Researchers have been working on replacing these bar magnets with a more efficient alternative to enhance the device output. They have replaced these bar magnets with tiny magnetic vortices. These vortices, which are as small as billionths of a meter, form in certain magnetic materials and have the potential to bring about a new generation of microelectronics for memory storage in high-performance computers.

Researchers created an artificial intelligence (AI) program to study the skyrmion behavior under different conditions. The AI program works with a high-power electron microscope at the Center for Nanoscale Materials (CNM), a DOE Office of Science user facility at Argonne. The microscope can visualize skyrmions in samples at very low temperatures.

The team’s magnetic material is a mixture of iron, germanium, and tellurium. In structure, this material is like a stack of paper with many sheets. A stack of such sheets contains many skyrmions, and a single sheet can be peeled from the top and analyzed at facilities like CNM. As these samples are cooled  the skyrmion arrangement changes. Like bubbles in beer foam, some skyrmions became larger, some smaller, some merged, and some vanished. At minus 270, the layer reached a state of nearly complete disorder, but the order came back when the temperature returned to minus 60. This order-disorder transition with temperature change could be exploited in future microelectronics for memory storage.

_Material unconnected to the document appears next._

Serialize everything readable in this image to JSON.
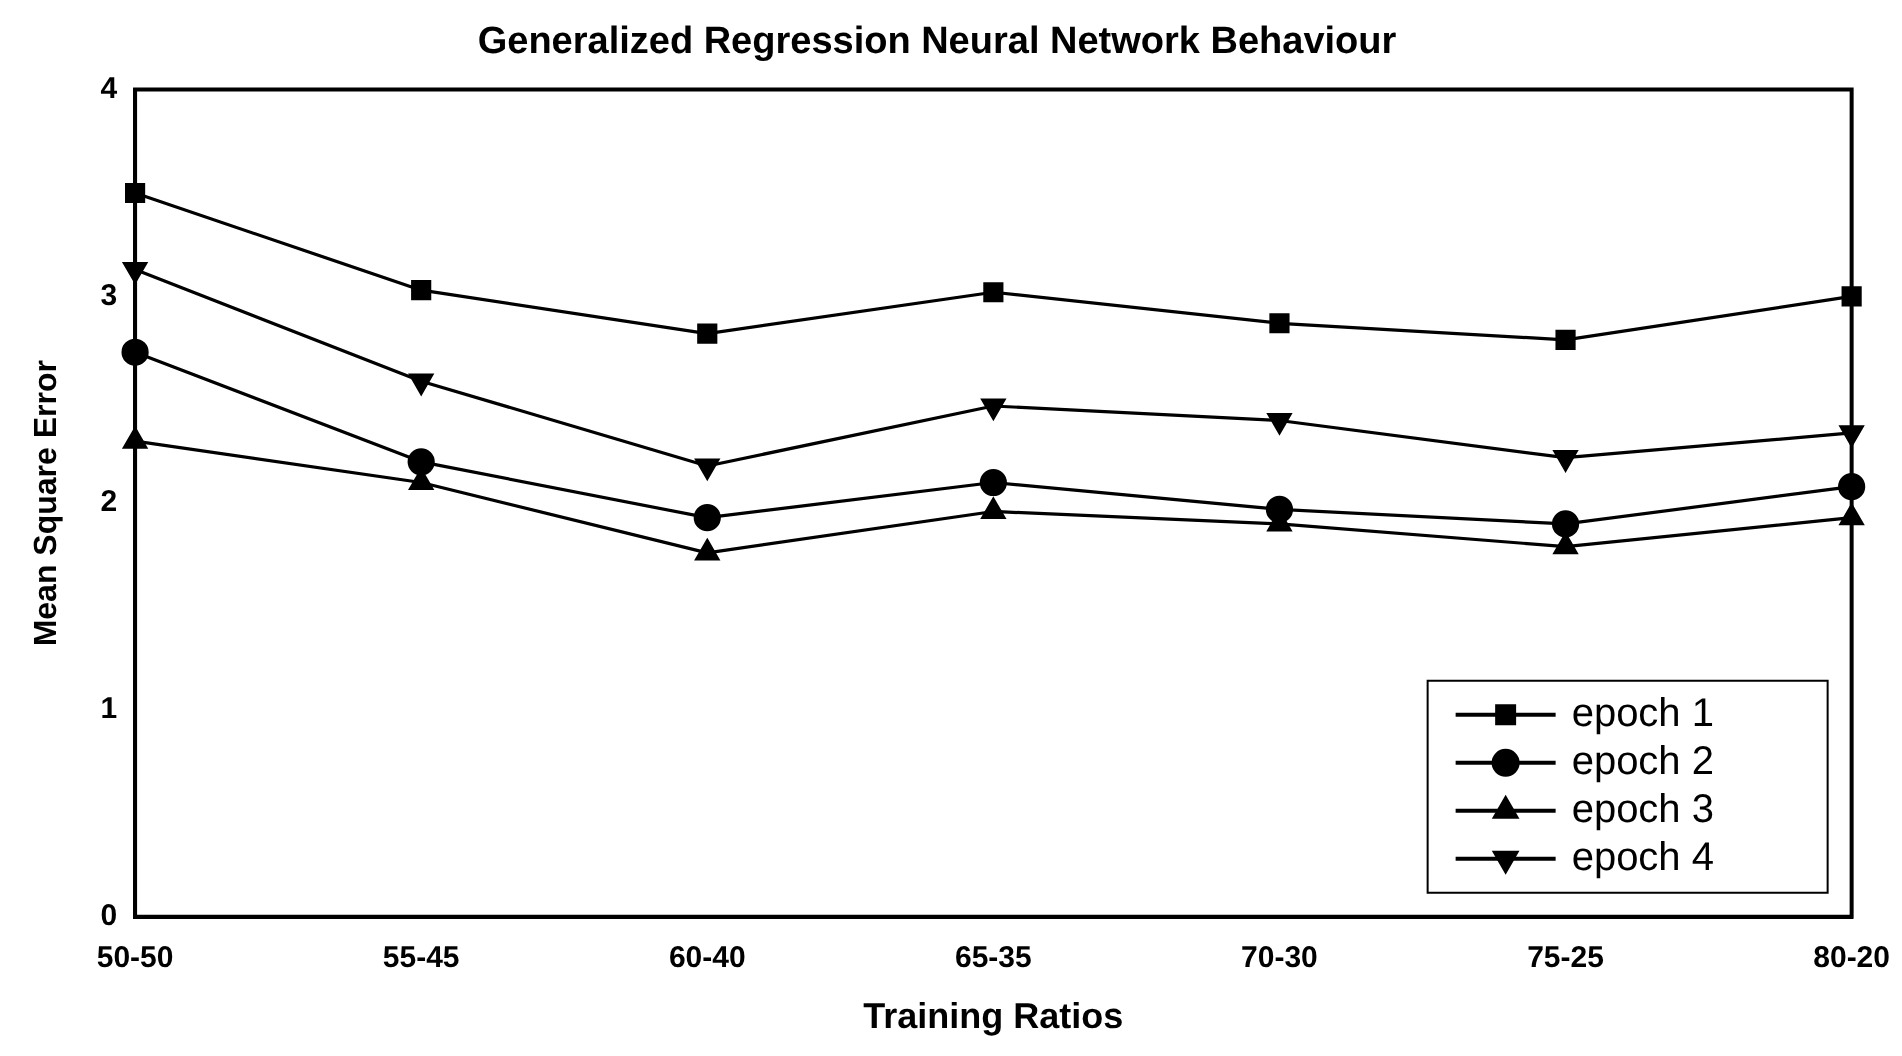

Change of skyrmion groupings from highly ordered to disordered with temperature from -92 F (204 kelvin) to -272 F (104 kelvin). Bright dots indicate order. Credit: Argonne National Laboratory

Researchers estimated the skyrmion energy efficiency could be 100 to 1000 times better than current memory in the high-performance computers used in research. They believe that this kind of radical new way of thinking about microelectronics is key to next-generation devices.

Reference: “Thermal Hysteresis and Ordering Behavior of Magnetic Skyrmion Lattices” by Arthur R. C. McCray, Yue Li, Rabindra Basnet, Krishna Pandey, Jin Hu, Daniel P. Phelan, Xuedan Ma, Amanda K. Petford-Long and Charudatta Phatak, 21 September 2022, Nano Letters.